WASHINGTON, Dec 7 (Xinhua): Global chief financial officers (CFOs) have upgraded China’s economic outlook to “Modestly Improving” in the last quarter of the year from “Stable” in the third quarter, showed a recent survey by the CNBC Global CFO Council.
The council, which gathers around 150 CFOs of some of the largest public and private companies in the world, said those CFOs responding to this quarter’s survey feel more optimistic about the Chinese economy as the country is embracing a steady economic recovery from the COVID-19 pandemic.
Meanwhile, the CFOs have also improved the economic outlook for the United States, Canada and Britain from “Modestly Declining” to “Stable,” showed the survey released Wednesday.
In the current quarter, Japan, the rest of Asia and the Eurozone maintained their rating of “Stable,” whereas Africa, the Middle East, Latin America and Russia maintained their rating of “Modestly Declining,” the survey said.
Around 65 percent of the CFOs surveyed regard the pandemic as the biggest external challenge for their companies, while some 86 percent believe that the hope of a widely available COVID-19 vaccine by next year and the current surge in confirmed cases have the greatest impact on their companies’ plans for 2021, it added.
Another report from Beijing adds; China’s housing market showed signs of cooling down in November, data from a recent report showed.
An index indicating the search for housing nationwide dropped 3 percent in November from one month earlier, according to a report jointly released by online marketplace 58.com and housing information platform anjuke.com.
Specifically, the index for first-tier cities declined 2.4 percent from October, while that for second-tier cities decreased 2.9 percent, the report said.
Third- and fourth-tier cities saw a 3.3-percent decline.

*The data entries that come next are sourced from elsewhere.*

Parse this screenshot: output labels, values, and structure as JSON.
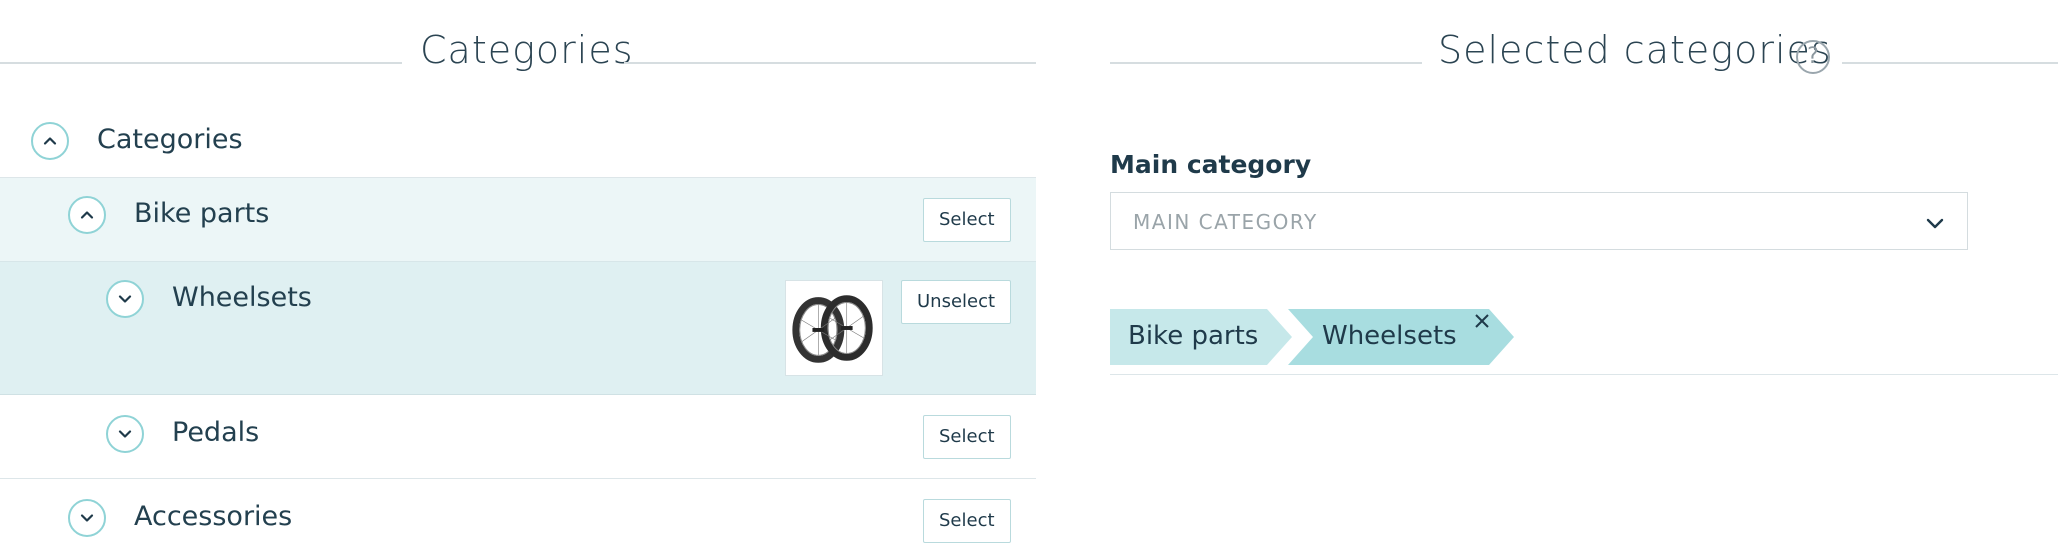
{
  "left": {
    "title": "Categories",
    "tree": {
      "root": {
        "label": "Categories",
        "state": "expanded"
      },
      "items": [
        {
          "label": "Bike parts",
          "state": "expanded",
          "button": "Select"
        },
        {
          "label": "Wheelsets",
          "state": "collapsed",
          "button": "Unselect",
          "image": "wheelset-thumbnail"
        },
        {
          "label": "Pedals",
          "state": "collapsed",
          "button": "Select"
        },
        {
          "label": "Accessories",
          "state": "collapsed",
          "button": "Select"
        }
      ]
    }
  },
  "right": {
    "title": "Selected categories",
    "help_icon": "?",
    "main_category": {
      "label": "Main category",
      "placeholder": "MAIN CATEGORY"
    },
    "breadcrumb": [
      {
        "label": "Bike parts"
      },
      {
        "label": "Wheelsets",
        "removable": true
      }
    ]
  },
  "colors": {
    "accent": "#8fd3d6",
    "row_selected_parent": "#ecf6f7",
    "row_selected": "#dff0f2",
    "crumb_light": "#c6e8ea",
    "crumb_dark": "#a8dde0",
    "text": "#1f3a4a"
  }
}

The housing prices in 67 major cities averaged 16,420 yuan (2,506 U.S. dollars) per square meter last month, according to the report’s online monitoring results.
China’s bike exports hit 1.1 billion U.S. dollars during the third quarter, the highest quarterly tally in 25 years, buoyed by booming overseas demand.
From January to September, China’s output of bikes and electric bikes both posted double-digit growth, data from the General Administration of Customs showed.
Some domestic bicycle factories have operated at full capacity since June, but still failed to fill orders.
“Our sales surged 50 percent year on year during the June-October period,” said Yu Yuefeng, manager of a Shanghai-based bike company.
Cycling has become more popular worldwide amid the COVID-19 pandemic, as many people looked for an alternative to crowded buses and subways and residents unable to go to their gyms tried to find another way to exercise.
The pandemic is also driving a boom in electric scooters, which were previously a niche part of the overall market.
“From May to November, our orders more than doubled from a year ago,” said Xu Yue, manager of an e-scooter factory in east China’s Zhejiang Province.
China’s lottery sales reached 30.72 billion yuan (about 4.67 billion U.S. dollars) in October, up 11.5 percent from the same period last year, data from the Ministry of Finance showed.
Sales of welfare lottery tickets dropped 3.2 percent year on year to 12.28 billion yuan in October, while sports lottery sales gained 24 percent to 18.44 billion yuan.
From January to October, lottery sales amounted to 261.4 billion yuan, down 23.9 percent year on year.
Under China’s lottery management rules, money from ticket sales goes to administrative expenses, public welfare projects, and prize winnings.